“Ghost Guns”: Gun Kits Purchased Online Fuel Epidemic Of Violence

Mr Ely was among the victims of a flash of carnage that began, investigators say, when a man named Travis Sarreshteh, 32, approached a hotel parking lot, Judge Boldin , and, without warning, shot him with a Polymer80 pistol. Mr. Boldin, 28, a former college baseball player, died almost instantly.

Next, Mr. Sarreshteh, who pleaded not guilty after being charged with murder, brushed against a group of New Jersey friends. He rolled over and fired, slightly injuring two of the men, police said. A third man, Vincent Gazzani, was injured in his arm, lung, spleen and stomach. Mr. Ely was probably hit by this volley.

“I was sure I was going to die – I couldn’t catch my breath,” said Mr. Gazzani, who was rescued by a former IDF medic who applied a field bandage from a towel, assuring him that he “was going to do it” as he waited for paramedics to arrive.

Police still don’t know how Mr. Sarreshteh obtained the weapon, a recurring theme in almost every phantom gun investigation. But obtaining a phantom weapon, they say, allowed him to dodge a background check that allegedly revealed a significant criminal history, including an illegal weapons charge in 2017.

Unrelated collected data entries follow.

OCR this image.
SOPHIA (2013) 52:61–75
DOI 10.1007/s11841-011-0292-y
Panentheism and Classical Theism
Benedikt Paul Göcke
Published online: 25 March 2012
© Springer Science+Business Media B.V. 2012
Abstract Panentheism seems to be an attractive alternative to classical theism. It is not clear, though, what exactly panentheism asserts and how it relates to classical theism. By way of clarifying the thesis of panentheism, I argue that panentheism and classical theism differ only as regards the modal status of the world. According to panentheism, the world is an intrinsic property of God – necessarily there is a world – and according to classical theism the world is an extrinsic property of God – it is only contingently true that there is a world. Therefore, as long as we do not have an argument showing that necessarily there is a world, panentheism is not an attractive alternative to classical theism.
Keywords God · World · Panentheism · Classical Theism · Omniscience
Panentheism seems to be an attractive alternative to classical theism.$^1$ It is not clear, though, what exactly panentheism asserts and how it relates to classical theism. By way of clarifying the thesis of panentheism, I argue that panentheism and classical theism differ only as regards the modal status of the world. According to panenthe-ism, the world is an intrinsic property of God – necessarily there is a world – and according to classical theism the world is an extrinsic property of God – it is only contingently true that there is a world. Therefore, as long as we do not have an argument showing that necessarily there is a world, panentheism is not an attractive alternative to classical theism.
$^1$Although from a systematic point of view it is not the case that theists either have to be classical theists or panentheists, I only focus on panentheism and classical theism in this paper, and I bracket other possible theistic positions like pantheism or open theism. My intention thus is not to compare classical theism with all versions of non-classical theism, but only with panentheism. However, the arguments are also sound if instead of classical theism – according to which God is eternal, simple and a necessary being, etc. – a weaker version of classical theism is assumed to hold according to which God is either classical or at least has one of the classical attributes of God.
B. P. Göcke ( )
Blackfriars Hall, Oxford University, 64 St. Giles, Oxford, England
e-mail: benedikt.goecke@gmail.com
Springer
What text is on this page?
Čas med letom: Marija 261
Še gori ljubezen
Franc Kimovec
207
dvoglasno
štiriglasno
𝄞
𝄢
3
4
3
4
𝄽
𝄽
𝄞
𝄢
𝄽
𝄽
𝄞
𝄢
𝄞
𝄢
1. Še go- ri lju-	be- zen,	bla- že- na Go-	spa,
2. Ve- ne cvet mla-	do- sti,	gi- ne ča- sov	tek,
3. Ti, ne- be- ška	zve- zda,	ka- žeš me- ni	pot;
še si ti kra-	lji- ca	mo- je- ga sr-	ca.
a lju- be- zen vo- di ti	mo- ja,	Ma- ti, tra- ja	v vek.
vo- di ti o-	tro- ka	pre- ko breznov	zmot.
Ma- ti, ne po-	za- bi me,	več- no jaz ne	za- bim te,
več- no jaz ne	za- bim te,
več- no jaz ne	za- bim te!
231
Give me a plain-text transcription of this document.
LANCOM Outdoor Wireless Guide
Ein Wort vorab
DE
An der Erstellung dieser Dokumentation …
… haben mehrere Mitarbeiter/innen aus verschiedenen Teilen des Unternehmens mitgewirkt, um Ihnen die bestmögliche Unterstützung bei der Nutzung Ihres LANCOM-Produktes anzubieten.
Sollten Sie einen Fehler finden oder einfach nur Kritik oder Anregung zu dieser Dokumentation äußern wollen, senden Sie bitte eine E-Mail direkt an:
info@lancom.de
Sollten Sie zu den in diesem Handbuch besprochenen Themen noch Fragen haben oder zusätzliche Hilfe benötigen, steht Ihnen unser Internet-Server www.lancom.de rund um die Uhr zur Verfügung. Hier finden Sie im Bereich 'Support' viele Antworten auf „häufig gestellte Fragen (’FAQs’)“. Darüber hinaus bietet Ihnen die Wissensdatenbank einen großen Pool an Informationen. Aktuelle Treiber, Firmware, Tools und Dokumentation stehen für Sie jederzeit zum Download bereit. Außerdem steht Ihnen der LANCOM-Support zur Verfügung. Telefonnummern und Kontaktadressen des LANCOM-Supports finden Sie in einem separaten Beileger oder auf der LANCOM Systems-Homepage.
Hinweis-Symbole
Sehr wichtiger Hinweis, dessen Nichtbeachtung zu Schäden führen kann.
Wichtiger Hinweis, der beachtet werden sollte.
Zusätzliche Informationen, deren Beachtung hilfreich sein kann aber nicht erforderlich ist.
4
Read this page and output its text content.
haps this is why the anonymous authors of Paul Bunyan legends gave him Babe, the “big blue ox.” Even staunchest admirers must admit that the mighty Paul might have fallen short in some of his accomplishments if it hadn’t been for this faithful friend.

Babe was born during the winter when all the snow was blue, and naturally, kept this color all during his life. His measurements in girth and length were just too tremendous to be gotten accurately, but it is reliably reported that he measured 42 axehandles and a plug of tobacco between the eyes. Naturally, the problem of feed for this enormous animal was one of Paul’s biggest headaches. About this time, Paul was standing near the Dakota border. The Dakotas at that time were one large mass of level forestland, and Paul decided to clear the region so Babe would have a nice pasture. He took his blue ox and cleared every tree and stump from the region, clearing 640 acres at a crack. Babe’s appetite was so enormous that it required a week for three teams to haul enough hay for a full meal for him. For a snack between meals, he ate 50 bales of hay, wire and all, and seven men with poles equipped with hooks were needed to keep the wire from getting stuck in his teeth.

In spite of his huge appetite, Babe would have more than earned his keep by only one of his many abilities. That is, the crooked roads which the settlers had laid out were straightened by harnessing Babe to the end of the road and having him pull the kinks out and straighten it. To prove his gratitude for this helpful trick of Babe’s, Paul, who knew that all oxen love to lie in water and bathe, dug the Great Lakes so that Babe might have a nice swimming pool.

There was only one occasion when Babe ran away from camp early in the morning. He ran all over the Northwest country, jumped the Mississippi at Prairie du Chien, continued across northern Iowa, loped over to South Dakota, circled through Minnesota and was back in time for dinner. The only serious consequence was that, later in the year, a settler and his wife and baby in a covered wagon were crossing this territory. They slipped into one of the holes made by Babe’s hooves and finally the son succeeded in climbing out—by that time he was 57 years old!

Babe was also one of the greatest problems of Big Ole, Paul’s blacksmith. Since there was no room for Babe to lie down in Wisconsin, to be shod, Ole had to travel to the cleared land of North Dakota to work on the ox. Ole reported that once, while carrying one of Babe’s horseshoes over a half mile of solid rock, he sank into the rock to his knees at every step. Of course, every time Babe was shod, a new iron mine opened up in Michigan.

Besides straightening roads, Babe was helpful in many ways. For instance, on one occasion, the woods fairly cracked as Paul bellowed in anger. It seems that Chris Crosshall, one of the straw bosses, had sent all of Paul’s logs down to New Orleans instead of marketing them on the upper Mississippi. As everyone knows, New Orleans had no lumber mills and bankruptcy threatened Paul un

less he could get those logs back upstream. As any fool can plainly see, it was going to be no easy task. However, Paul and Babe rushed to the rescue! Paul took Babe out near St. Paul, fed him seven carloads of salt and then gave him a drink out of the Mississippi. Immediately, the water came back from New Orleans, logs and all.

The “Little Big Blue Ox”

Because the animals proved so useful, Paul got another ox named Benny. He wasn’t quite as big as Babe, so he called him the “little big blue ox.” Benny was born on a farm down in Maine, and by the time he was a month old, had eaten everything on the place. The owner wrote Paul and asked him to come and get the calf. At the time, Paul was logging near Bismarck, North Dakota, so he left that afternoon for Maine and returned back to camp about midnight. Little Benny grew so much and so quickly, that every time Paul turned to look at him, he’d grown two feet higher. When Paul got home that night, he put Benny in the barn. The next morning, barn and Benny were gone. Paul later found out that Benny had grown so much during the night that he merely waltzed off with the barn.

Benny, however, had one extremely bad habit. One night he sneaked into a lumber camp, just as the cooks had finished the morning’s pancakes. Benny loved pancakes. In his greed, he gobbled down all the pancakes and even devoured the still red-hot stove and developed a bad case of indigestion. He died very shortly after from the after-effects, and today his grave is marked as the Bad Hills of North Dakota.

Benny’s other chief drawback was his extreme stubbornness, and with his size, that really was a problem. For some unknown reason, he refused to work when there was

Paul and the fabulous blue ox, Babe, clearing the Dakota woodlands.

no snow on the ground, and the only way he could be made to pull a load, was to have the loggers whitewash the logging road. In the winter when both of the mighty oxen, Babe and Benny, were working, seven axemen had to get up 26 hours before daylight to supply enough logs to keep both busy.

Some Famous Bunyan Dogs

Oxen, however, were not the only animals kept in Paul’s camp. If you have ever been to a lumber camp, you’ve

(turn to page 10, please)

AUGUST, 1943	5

The shooting barely had a nationwide ripple effect. But it galvanized officials in San Diego.

“How can someone who has been prohibited from legally buying a gun get a 9mm gun and shoot five people in the middle of the street?” Said Marni von Wilpert, a San Diego city councilor who passed a law banning guns without a serial number, as part of a wave of local legislation aimed at tackling the crisis.

Community leaders in some of the violence-plagued urban neighborhoods of the state have sounded the alarm bells over the past two years as teens collect homemade weapons for protection or as emblems of tenacity.